Deze waarheid is het fundament van de leerstelling van rechtvaardiging. Omdat dit verloren is gegaan, is rechtvaardiging eveneens verdwenen, of is gedegradeerd tot een vergeven of een overspannen verdichtsel. Weinigen geloven dat God feitelijk gelovigen rechtvaardigt. Ze stellen voor dat Hij slechts de rechtsverslagen veranderd, zodat niemand hun schuld wettig kan bewijzen. Het is uiterst bemoedigend en tevreden stellend om te weten dat alles dat we hebben gedaan gerechtvaardigd wordt door het deel dat het speelt in het uitvoeren van Zijn bedoeling. Laat niemand u een namaak (of imitatie-) rechtvaardiging verkopen! Die van God is de feitelijke, de echte en onvervalste, de dierbare werkelijkheid.
Dit is waarom we erop staan dat de gehele wereld niet "schuldig" (NBG : strafwaardig) is geworden voor God, zoals de Authorised version foutief vertaald (Rom. 3:19). De gehele wereld is onderworpen aan de rechtvaardige rechtsuitspraak van God (C.V.). Hij houdt deze uitspraak achter tot het gericht in het geval van de ongelovige. De gelovige echter, wordt niet schuldig verklaard. Hij wordt vrijgesproken, gezuiverd, gerechtvaardigd, door geloof. Zijn zonden, hoewel tegengesteld aan Gods wil, waren overeenkomstig Zijn bedoeling, zodat Hij Zichzelf erdoorheen kon onthullen.
Alles wat de gewone theologie ons heeft te bieden bij de voleinding, zelfs in de geredden, is een gedeeltelijk, opgelapt, gerepareerd en overgeverfd universum. De liederen van de heiligen zullen in mineur zijn, "Ik was een schuldige zondaar". Hun vreugde zal worden overschaduwd door eeuwige spijt en schaamte voor hun deel in de tragedie van de eonen. De tijd van de eonen zullen het oogzeer van de eeuwigheid zijn. Och! Als ze er maar nooit waren geweest! En zo zal Gods wijsheid en kracht worden betwijfeld, en Zijn heerlijkheid verduisterd, want Hij Zelf moet de hoofdschuldige zijn in de ineenstorting van Zijn schepping.

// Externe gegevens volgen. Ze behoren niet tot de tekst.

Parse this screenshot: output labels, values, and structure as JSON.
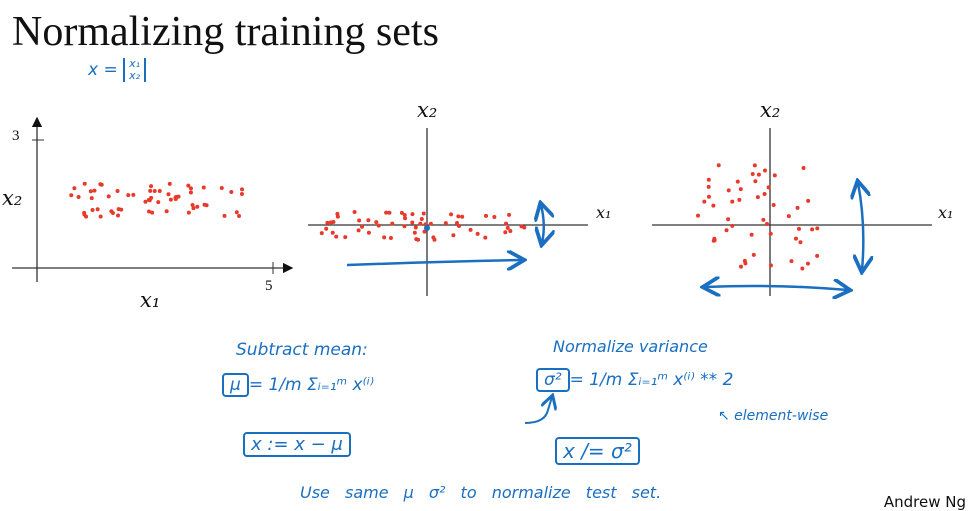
{
  "slide": {
    "title": "Normalizing training sets",
    "author": "Andrew Ng",
    "accent_color": "#1a6fc0",
    "point_color": "#e8392b"
  },
  "vector_note": {
    "lhs": "x =",
    "rows": [
      "x₁",
      "x₂"
    ]
  },
  "plots": [
    {
      "xlabel": "x₁",
      "ylabel": "x₂",
      "x_tick": "5",
      "y_tick": "3",
      "description_state": "raw"
    },
    {
      "xlabel": "x₁",
      "ylabel": "x₂",
      "description_state": "mean-subtracted"
    },
    {
      "xlabel": "x₁",
      "ylabel": "x₂",
      "description_state": "variance-normalized"
    }
  ],
  "notes": {
    "subtract_mean_heading": "Subtract mean:",
    "mu_formula_lhs": "μ",
    "mu_formula_rhs": "= 1/m Σᵢ₌₁ᵐ x⁽ⁱ⁾",
    "mu_update": "x := x − μ",
    "normalize_heading": "Normalize variance",
    "sigma_formula_lhs": "σ²",
    "sigma_formula_rhs": "= 1/m Σᵢ₌₁ᵐ x⁽ⁱ⁾ ** 2",
    "elementwise": "↖ element-wise",
    "sigma_update": "x /= σ²",
    "test_set": "Use same μ σ² to normalize test set."
  }
}
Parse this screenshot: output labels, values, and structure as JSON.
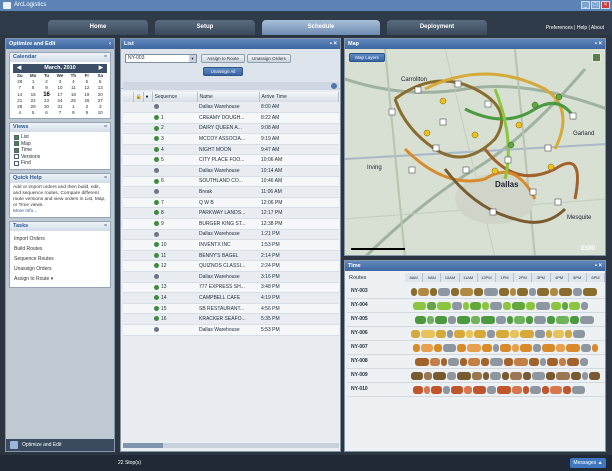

Maar weg met zulke onwaardige gedachten! De voleinding zal niet een opgelapt, maar een geperfectioneerd universum onthullen. We zullen ons geen zorgen maken over onze zonden uit het verleden, maar overweldigd worden door Gods wijsheid en liefde in hun rechtvaardiging. Hoewel ze ons nu smart bezorgen, hoewel we er bang voor zijn en ze proberen te vermijden en de mogelijkheid van verdere zonde vrezen, God zal erop toezien dat zij geen smet zullen achterlaten, geen vlekje om de eeuwige heerlijkheid te ontsieren, maar ze zullen samensmelten in Zijn heilzame ontwerpen, en aan een verheugd universum de heerlijke diepten van liefde doen ontdekken, die met geen ander middel getoond konden worden, of door een ander plan worden gewaardeerd.
Deze lering is eveneens de onderliggende structuur voor een volwassen ervaring in de dingen van God. Het geeft stabiliteit, een kalm vertrouwen in het gezicht van de chaotische toestanden die ons omringen en overspoelen. We worden niet bezorgd zoals we eens waren, door de afschuwelijke tegenstand tegen Gods wil, noch vrezen voor de vervulling van Zijn opzet. De vloedgolf van kwaad en zonde, hoezeer dat ook tegengesteld kan zijn aan Zijn wil, is essentieel en onmisbaar voor Zijn uiteindelijke bedoeling. Hij is de grote Alchemist Die alles in heerlijk goud zal omvormen door contact met het vloekhout.
Het zal niet eenvoudig zijn om het onderscheid tussen Gods wil en bedoeling te vatten, zonder tezelfdertijd, ons zicht op vele eraan verbonden waarheden te herzien. We moeten onze ogen open hebben voor het verschil tussen kwaad en zonde. Kwaad hoeft niet verkeerd te zijn, terwijl zonde altijd een fout en een falen is. We moeten de bron van zonde vaststellen. We moeten zien hoe God het kwaad gebruikt als een achtergrond om het goede als goed te voorschijn te brengen. We moeten realiseren dat zonde wordt overgedragen, niet door een "zondige natuur", maar door overgeërfde sterfelijkheid. Dan zullen we in staat zijn om te verstaan en te begrijpen hoe God zonde rechtvaardigt en afschaft. Boven alles, zullen we dan genieten in de ontdekking van een werkelijke God (een begrip dat vandaag vrijwel onbekend is), niet een uitvergrote mens, verslagen en wanhopig te midden van de puinhopen van Zijn schepping, maar een Godheid oneindig in kracht, verheven in wijsheid, grenzeloos in Zijn genegenheden, Die alles uitwerkt volgens de raad van Zijn wil (Efz. 1:11) om Zichzelf aan onze harten als Licht en Leven en Liefde te onthullen.